The nearest on-ramp turned out to be the last one I had passed before being kicked out of the car by the previous driver. So, in the last two hours, I had effectively travelled 7 kilometers. Backwards. This was not good progress, but on the plus side, at least I had managed to hitch-hike successfully on a Croatian forest logging road, and I am sure there are very few people out there who can add that particular attribute to their CV!

I have to confess, that I did not hold out much hope for a good lift from this new location. I knew that people joining the highway here had a choice of north and south, and that in itself wasn't too bad. But I also knew from hard experience that a few kilometers down the road, the highway split into two, and so people joining here could easily be doing so to join the highway that was going the wrong way for me. That, plus the fact that I was stood at the on-ramp for a very small village, meant that there was little traffic likely to come along anyway.

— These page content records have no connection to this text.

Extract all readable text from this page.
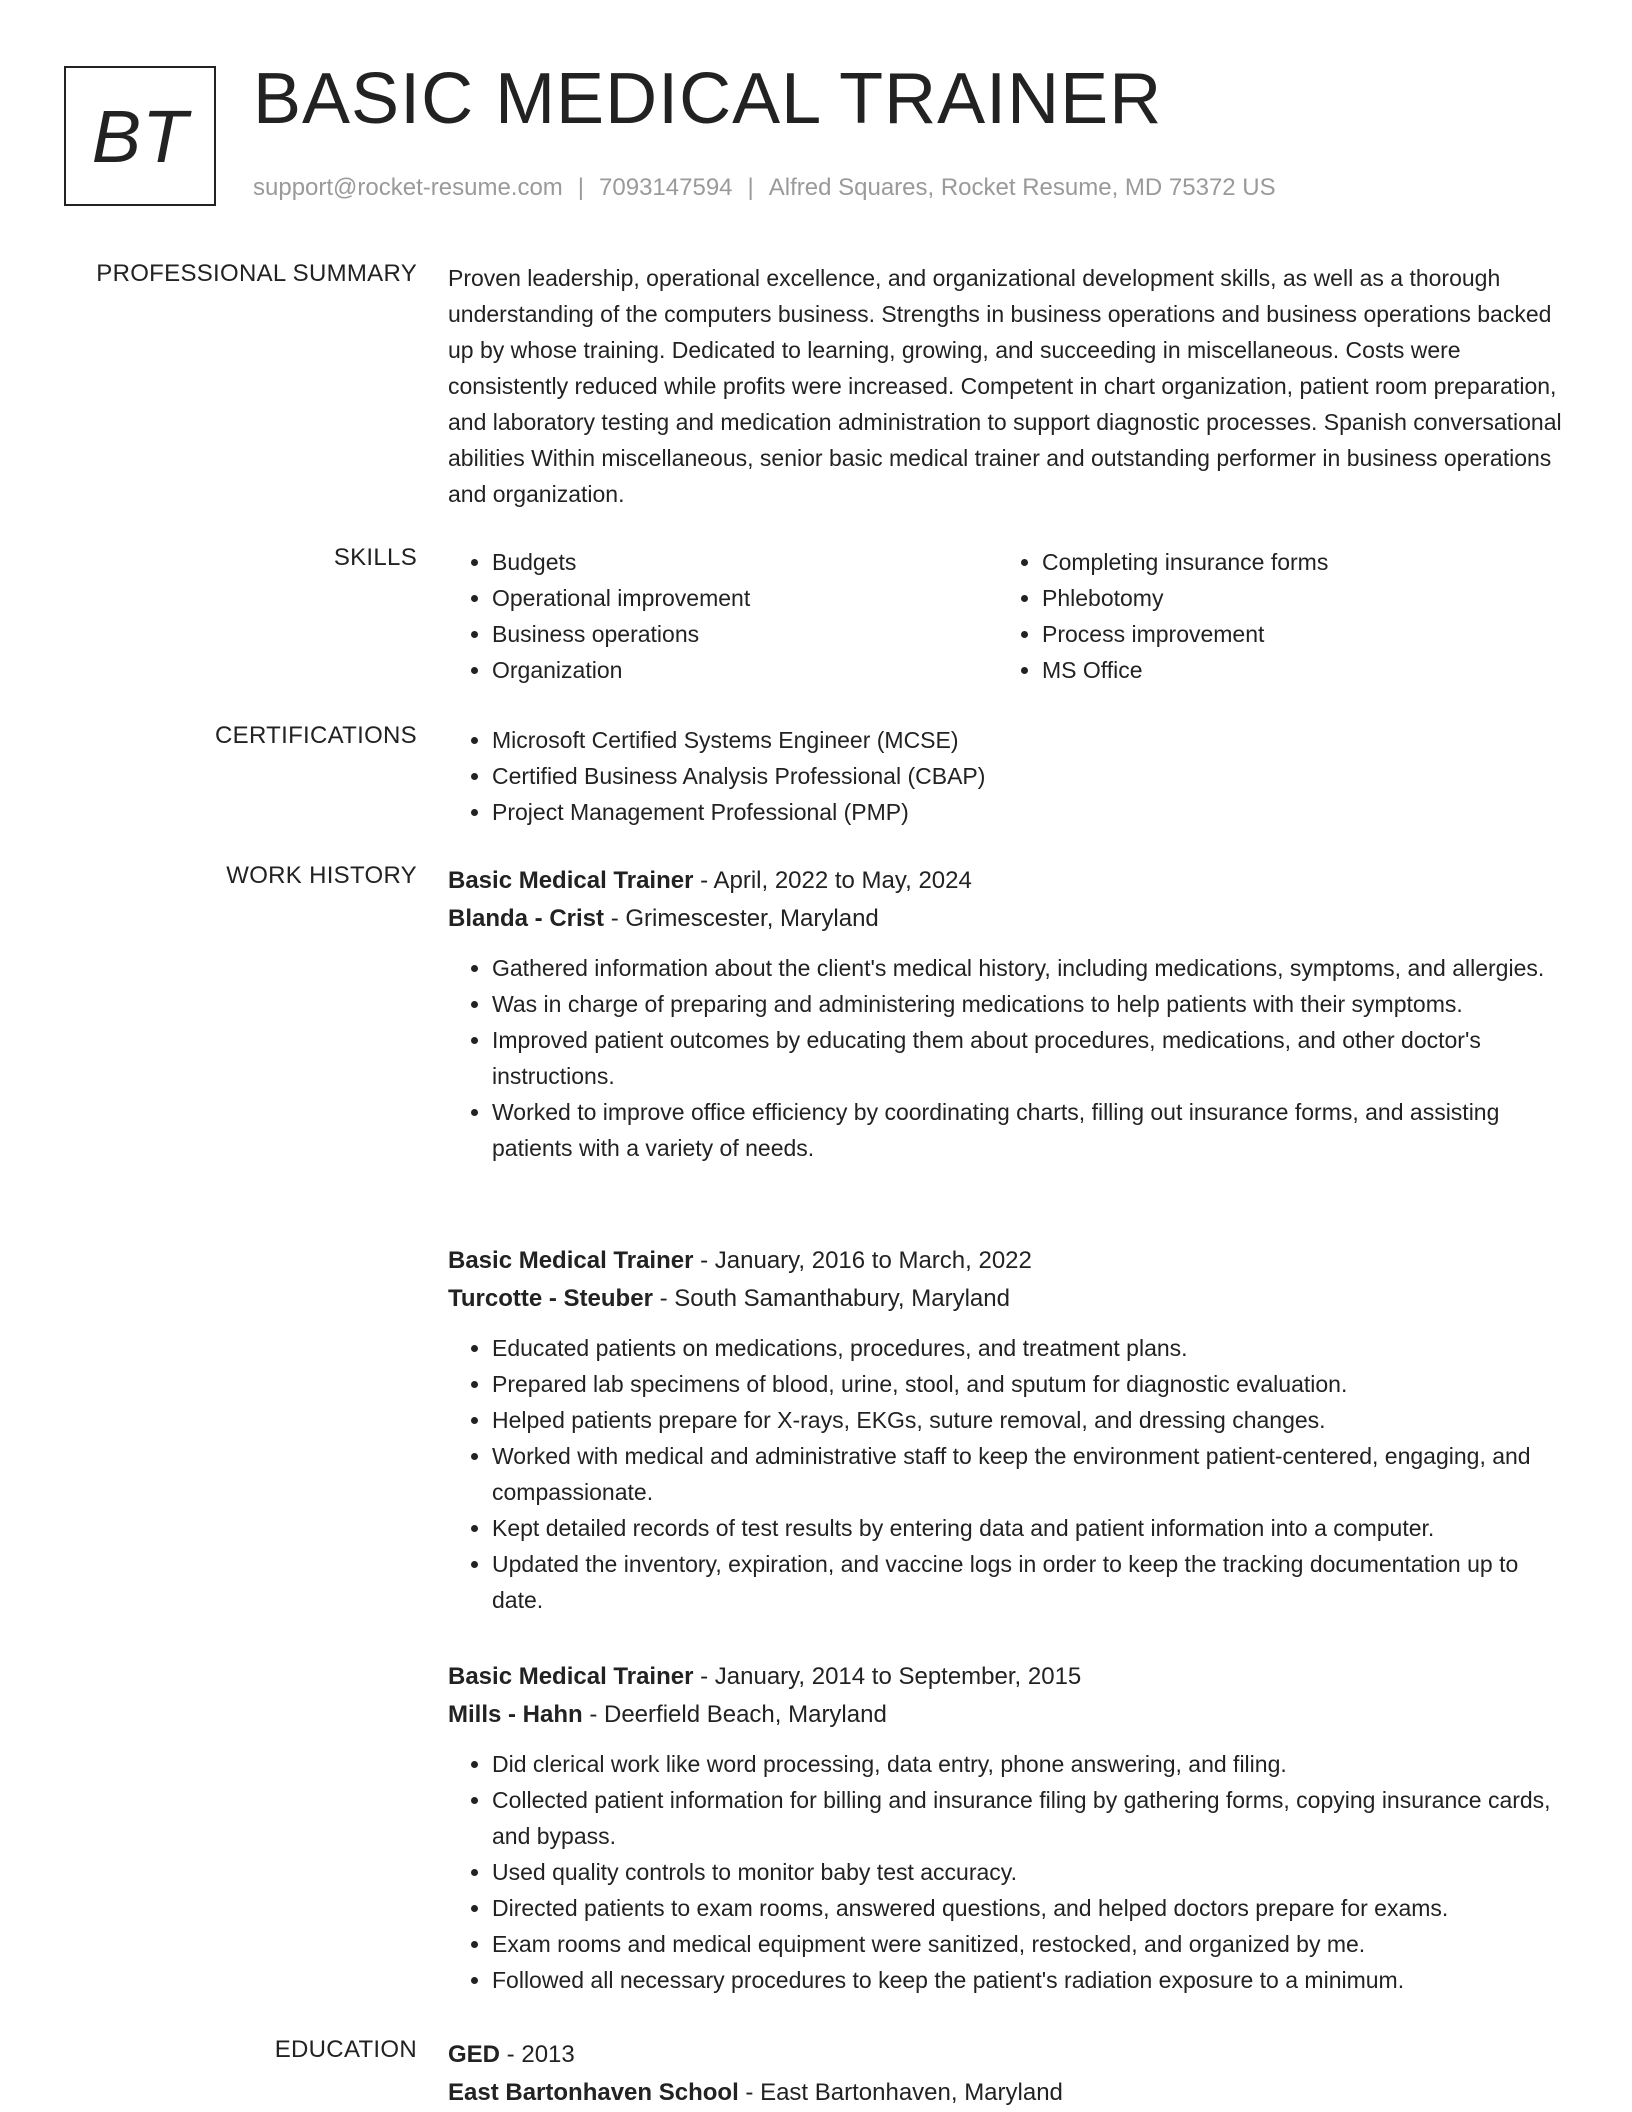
BT BASIC MEDICAL TRAINER
support@rocket-resume.com | 7093147594 | Alfred Squares, Rocket Resume, MD 75372 US
PROFESSIONAL SUMMARY Proven leadership, operational excellence, and organizational development skills, as well as a thorough understanding of the computers business. Strengths in business operations and business operations backed up by whose training. Dedicated to learning, growing, and succeeding in miscellaneous. Costs were consistently reduced while profits were increased. Competent in chart organization, patient room preparation, and laboratory testing and medication administration to support diagnostic processes. Spanish conversational abilities Within miscellaneous, senior basic medical trainer and outstanding performer in business operations and organization.

SKILLS	• Budgets
• Operational improvement
• Business operations
• Organization
• Completing insurance forms
• Phlebotomy
• Process improvement
• MS Office
CERTIFICATIONS	• Microsoft Certified Systems Engineer (MCSE)
• Certified Business Analysis Professional (CBAP)
• Project Management Professional (PMP)
WORK HISTORY Basic Medical Trainer - April, 2022 to May, 2024
Blanda - Crist - Grimescester, Maryland
• Gathered information about the client's medical history, including medications, symptoms, and allergies.
• Was in charge of preparing and administering medications to help patients with their symptoms.
• Improved patient outcomes by educating them about procedures, medications, and other doctor's instructions.
• Worked to improve office efficiency by coordinating charts, filling out insurance forms, and assisting patients with a variety of needs.
Basic Medical Trainer - January, 2016 to March, 2022
Turcotte - Steuber - South Samanthabury, Maryland
• Educated patients on medications, procedures, and treatment plans.
• Prepared lab specimens of blood, urine, stool, and sputum for diagnostic evaluation.
• Helped patients prepare for X-rays, EKGs, suture removal, and dressing changes.
• Worked with medical and administrative staff to keep the environment patient-centered, engaging, and compassionate.
• Kept detailed records of test results by entering data and patient information into a computer.
• Updated the inventory, expiration, and vaccine logs in order to keep the tracking documentation up to date.
Basic Medical Trainer - January, 2014 to September, 2015
Mills - Hahn - Deerfield Beach, Maryland
• Did clerical work like word processing, data entry, phone answering, and filing.
• Collected patient information for billing and insurance filing by gathering forms, copying insurance cards, and bypass.
• Used quality controls to monitor baby test accuracy.
• Directed patients to exam rooms, answered questions, and helped doctors prepare for exams.
• Exam rooms and medical equipment were sanitized, restocked, and organized by me.
• Followed all necessary procedures to keep the patient's radiation exposure to a minimum.
EDUCATION GED - 2013
East Bartonhaven School - East Bartonhaven, Maryland
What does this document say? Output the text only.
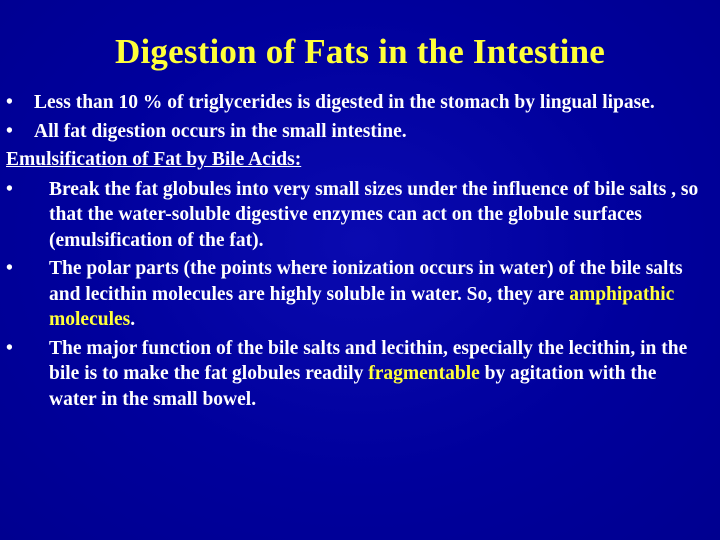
Digestion of Fats in the Intestine
•	Less than 10 % of triglycerides is digested in the stomach by lingual lipase.
•	All fat digestion occurs in the small intestine.
Emulsification of Fat by Bile Acids:
•	Break the fat globules into very small sizes under the influence of bile salts , so that the water-soluble digestive enzymes can act on the globule surfaces (emulsification of the fat).
•	The polar parts (the points where ionization occurs in water) of the bile salts and lecithin molecules are highly soluble in water. So, they are amphipathic molecules.
•	The major function of the bile salts and lecithin, especially the lecithin, in the bile is to make the fat globules readily fragmentable by agitation with the water in the small bowel.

I realized at this point that in my climb over the fence earlier I had torn a big hole in my jeans. Well, actually, I had realized that I had done this at the moment it happened, but I had more pressing things to worry about at that time. However, the gaping hole, coupled with the mud that had transferred itself from my bag to me jeans when I climbed in and out of the truck, made me look a mess, and so I decided the best option was to get changed, and so I opened up my bag and changed out of my jeans and into a pair of combat trousers.

Once I was looking a little more presentable, I picked a spot, grabbed a book from my bag to read as I was expecting to be there for a while, and settled down to wait for someone to come along who was heading my way.

Miraculously, the third car along was not only going my way, it was going a huge chunk of my way, to a place called Zadar. This would mean I would be within 100 kilometers of Trogir within a couple of hours, and so my hope to arrive there by the evening was still valid. I happily accepted his lift and climbed aboard.

Within a few minutes, we had passed the place that I had been dropped off earlier, and then the bridge I had chosen to climb up to. The next junction was another 8 kilometers beyond that bridge, so I had made an extremely good decision to abandon the highway for the logging road at that point.

At around 4.15pm, the car pulled off the highway, and I was dropped off, with the driver wishing me luck as he drove away. It was starting to get dark, and so I was hoping to get a lift pretty quickly. However, it soon became evident that I had a problem. I had been dropped off on the north-side of Zadar, and from the road signs I had seen just before the junction, Zadar itself was some distance away.

This meant that people joining the highway were travelling a certain distance north before doing so. As this was a toll road, I doubted people would be driving north to join it before heading south, and by studying the cars that were heading into the junction, it quickly became evident that I was assuming correctly. Everybody was heading north. I was back in a spot where getting a lift was going to be tricky, if not impossible.

As darkness fell, I tried to work out what the best course of action might be.